245 Cubic Meters of controversy - Santiago Sierra's latest


    How could I have missed this!
    Santiago Sierra is back. And, as usual, he's creating a stir. If it seemed to you he's been controversial enough, paying people to be tattooed or to carry stone squares around or to stay walled in during an exhibition, well, this time he seems to have outdone himself.
    His project, called 245 Cubic Meters, was
    to give people a sense of the Holocaust by pumping lethal car exhaust fumes into a former synagogue and letting visitors enter one by one with a breathing apparatus.
    I suppose everything worked out as planned: huge outrage, criticism, and a public debate about art, it's possible role in society and the way it can, should or does influence us.
    The exhibition was suspended.

    Here is my take on it.
    1. I don't agree with the critics that claim Sierra's work is exactly what it claims to fight, i.e., "the trivialization of the Holocaust", as the artist put it. I don't think something becomes trivial just because you make a direct reference to it. Obviously, this isn't Disneyland, and nobody going in there must have made it light-heartedly. This is a very serious, heavy matter. When death is near, it is really too simple to discard it as "trivial".
    2. Taking place in Germany, the work can be seen as a cleansing ritual, more than a gesture of rememberance. Many Germans I know never dared to ask their fathers or granfathers what they did during the war (Hans in his note to my last post notes the ever-present figure of the goo-bad uncle).
    3. Part of the cleansing is certainly the aethetic aspect of the work. Walking in an abandoned synagogue is a strong emotion. Walking with a firefighter-guide makes it even more surreal.
    4. The firefighter is a very strong element. It was misinterpreted by several commentators as the proof of how ridiculous an attempt at restaging the drama can be. Well, I think it rather shows that this is not a restaging. This is a work of art, and is to be treated as such. It tells a story which goes beyond itself. It is not about reliving the moment. It is, maybe, about the possibility of reliving the moment. About the power of a place. Authenticity - yes. But authenticity of a place, of a history, of an event. Authenticity of a gas and of our reaction to it. Of the precautions we take. Today.
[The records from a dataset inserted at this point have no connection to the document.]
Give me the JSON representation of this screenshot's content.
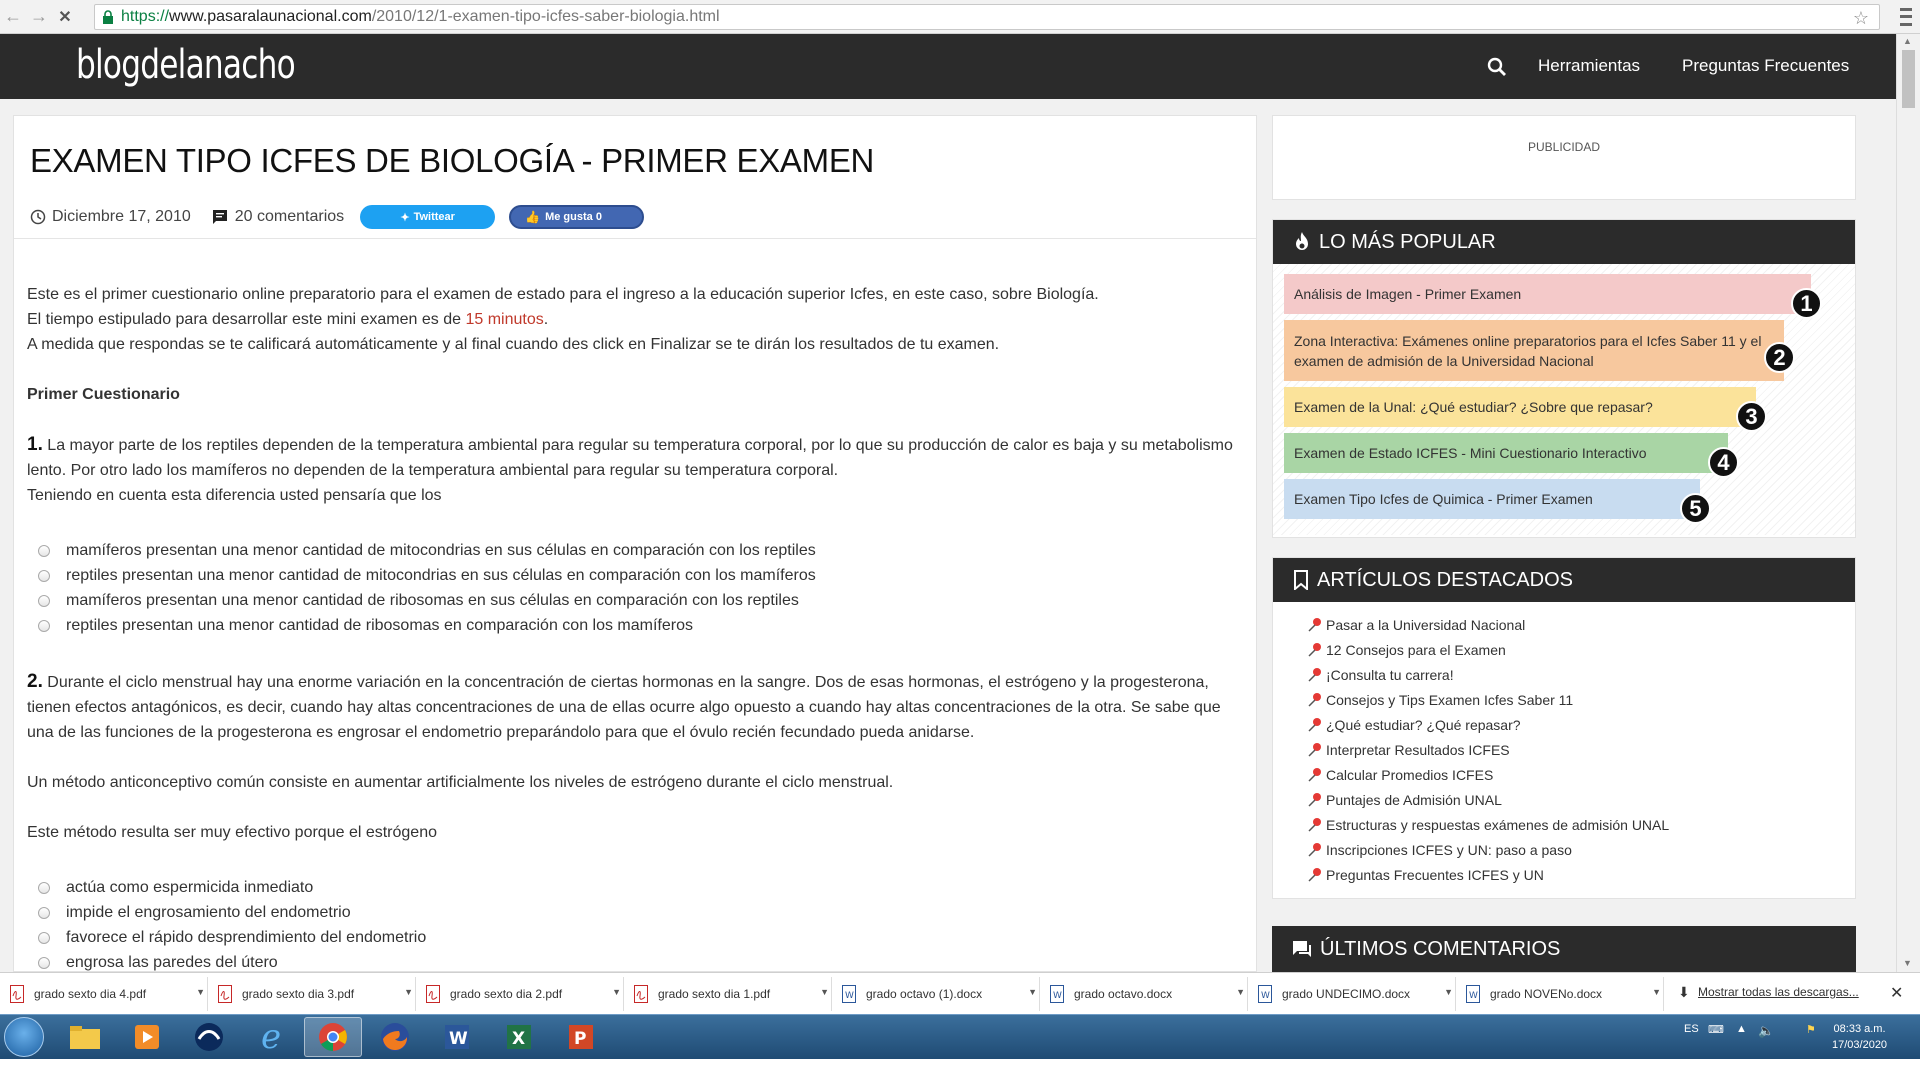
{
  "browser": {
    "url_scheme": "https://",
    "url_host": "www.pasaralaunacional.com",
    "url_path": "/2010/12/1-examen-tipo-icfes-saber-biologia.html"
  },
  "site": {
    "logo": "blogdelanacho",
    "nav": [
      "Herramientas",
      "Preguntas Frecuentes"
    ]
  },
  "article": {
    "title": "EXAMEN TIPO ICFES DE BIOLOGÍA - PRIMER EXAMEN",
    "date": "Diciembre 17, 2010",
    "comments": "20 comentarios",
    "tweet_label": "Twittear",
    "like_label": "Me gusta 0",
    "intro1": "Este es el primer cuestionario online preparatorio para el examen de estado para el ingreso a la educación superior Icfes, en este caso, sobre Biología.",
    "intro2_pre": "El tiempo estipulado para desarrollar este mini examen es de ",
    "intro2_time": "15 minutos",
    "intro2_post": ".",
    "intro3": "A medida que respondas se te calificará automáticamente y al final cuando des click en Finalizar se te dirán los resultados de tu examen.",
    "section": "Primer Cuestionario",
    "q1_num": "1.",
    "q1_text": " La mayor parte de los reptiles dependen de la temperatura ambiental para regular su temperatura corporal, por lo que su producción de calor es baja y su metabolismo lento. Por otro lado los mamíferos no dependen de la temperatura ambiental para regular su temperatura corporal.",
    "q1_text2": "Teniendo en cuenta esta diferencia usted pensaría que los",
    "q1_options": [
      "mamíferos presentan una menor cantidad de mitocondrias en sus células en comparación con los reptiles",
      "reptiles presentan una menor cantidad de mitocondrias en sus células en comparación con los mamíferos",
      "mamíferos presentan una menor cantidad de ribosomas en sus células en comparación con los reptiles",
      "reptiles presentan una menor cantidad de ribosomas en comparación con los mamíferos"
    ],
    "q2_num": "2.",
    "q2_text": " Durante el ciclo menstrual hay una enorme variación en la concentración de ciertas hormonas en la sangre. Dos de esas hormonas, el estrógeno y la progesterona, tienen efectos antagónicos, es decir, cuando hay altas concentraciones de una de ellas ocurre algo opuesto a cuando hay altas concentraciones de la otra. Se sabe que una de las funciones de la progesterona es engrosar el endometrio preparándolo para que el óvulo recién fecundado pueda anidarse.",
    "q2_text2": "Un método anticonceptivo común consiste en aumentar artificialmente los niveles de estrógeno durante el ciclo menstrual.",
    "q2_text3": "Este método resulta ser muy efectivo porque el estrógeno",
    "q2_options": [
      "actúa como espermicida inmediato",
      "impide el engrosamiento del endometrio",
      "favorece el rápido desprendimiento del endometrio",
      "engrosa las paredes del útero"
    ]
  },
  "sidebar": {
    "ad_label": "PUBLICIDAD",
    "popular_title": "LO MÁS POPULAR",
    "popular": [
      {
        "label": "Análisis de Imagen - Primer Examen",
        "rank": "1",
        "color": "#f4c9c9"
      },
      {
        "label": "Zona Interactiva: Exámenes online preparatorios para el Icfes Saber 11 y el examen de admisión de la Universidad Nacional",
        "rank": "2",
        "color": "#f7c89e"
      },
      {
        "label": "Examen de la Unal: ¿Qué estudiar? ¿Sobre que repasar?",
        "rank": "3",
        "color": "#fbe39a"
      },
      {
        "label": "Examen de Estado ICFES - Mini Cuestionario Interactivo",
        "rank": "4",
        "color": "#a9d5a5"
      },
      {
        "label": "Examen Tipo Icfes de Quimica - Primer Examen",
        "rank": "5",
        "color": "#c8dcf0"
      }
    ],
    "featured_title": "ARTÍCULOS DESTACADOS",
    "featured": [
      "Pasar a la Universidad Nacional",
      "12 Consejos para el Examen",
      "¡Consulta tu carrera!",
      "Consejos y Tips Examen Icfes Saber 11",
      "¿Qué estudiar? ¿Qué repasar?",
      "Interpretar Resultados ICFES",
      "Calcular Promedios ICFES",
      "Puntajes de Admisión UNAL",
      "Estructuras y respuestas exámenes de admisión UNAL",
      "Inscripciones ICFES y UN: paso a paso",
      "Preguntas Frecuentes ICFES y UN"
    ],
    "comments_title": "ÚLTIMOS COMENTARIOS"
  },
  "downloads": {
    "items": [
      {
        "name": "grado sexto dia 4.pdf",
        "type": "pdf"
      },
      {
        "name": "grado sexto dia 3.pdf",
        "type": "pdf"
      },
      {
        "name": "grado sexto dia 2.pdf",
        "type": "pdf"
      },
      {
        "name": "grado sexto dia 1.pdf",
        "type": "pdf"
      },
      {
        "name": "grado octavo (1).docx",
        "type": "docx"
      },
      {
        "name": "grado octavo.docx",
        "type": "docx"
      },
      {
        "name": "grado UNDECIMO.docx",
        "type": "docx"
      },
      {
        "name": "grado NOVENo.docx",
        "type": "docx"
      }
    ],
    "show_all": "Mostrar todas las descargas..."
  },
  "taskbar": {
    "lang": "ES",
    "time": "08:33 a.m.",
    "date": "17/03/2020"
  }
}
    5. If Sierra was actually after the creepy feeling that all this was real, if he wanted to "remember", he could have simply made a trip to Auschwitz. It is a horrible, horrible place. I'm still not sure if I think it is a good thing for it to exist. Its struggle for memory gets scarily close to a fascination with death, the same one that makes us look at an accident or listen to a horrible story. Yes, it makes us remember. But I'm not sure if the cost is not, well, some sort of a pornography, if you may, an indecent exposure of something that really should have been put to rest. Nonetheless, it exists - it's there to see for anyone unsure if his memory is correct, unsure if he has enough disgust for what people can do to other people. I don't think we need Santiago Sierra to remind us of that.
    6. The difference is that Sierra made his piece in a gallery space. In a synagogue. In Germany. I am really tired of having Poland associated with the Holocaust (I think I mentioned it some while ago). This work puts the finger to the wound. Right where it (still!) hurts.
    7. How pretentious to seek to evoke their horror and fear of death in such a cheap way! In a cynical game which yields no insight whatsoever. - says a newspaper.
    For some time, Santiago Sierra has been asking one question: "What if it were you?". His works are exercices in empathy. They are often cruel exercices. In this sense, yes, they get cynical.
    This reminds me of the famous Stanley Milgram, a scientist often accused of cynicism, who discovered that most people can be unhumanly cruel by creating simple conditions (orders coming from an authority) that made them do what they thought to be acts of great cruelty. Milgram was accused of turning people into murderers, as if they were toys to play with. Sierra is accused of "hurting the dignity of the victims", as if they were toys to play with. I really don't see how the dignity of the victims is being hurt. And, contrary to some of his other works, here Sierra doesn't actually use anyone, he doesn't turn people into something just (?) for art's sake.
    8. What he does play with is memory. And guilt. The synagogue is the sign, it is what made the difference when the selection was made during the war, it was what identified the victims and what differenciated them from the others (the killers, but also the by-standers). Here, the visitor becomes at once the victim, the perpetrator and the by-stander, the observer. Being the art spectator he is, he cannot help but have a distance. At the same time, he goes inside, he participates. He repeats history. As a victim, or as a re-creator?
    9. To me, this last question is going too far. And not because it crosses some line of decency. Because from what I can imagine and see on the pictures (once again: what can I imagine and see on the picture? how far can imagination get me?), the conceptuality of the work is simply unbearable. Bluntly speaking: it seems boring. It is the second work by Sierra that I find interesting as a concept, but have difficulty finding strong as an actual work (The first one was 300 tons). I really don't feel like walking through an empty synagogue with a fireman just so Santiago Sierra can make his point. And having a gas mask on would hardly change my stance.
    But honestly, I think I still haven't figured it all out quite yet.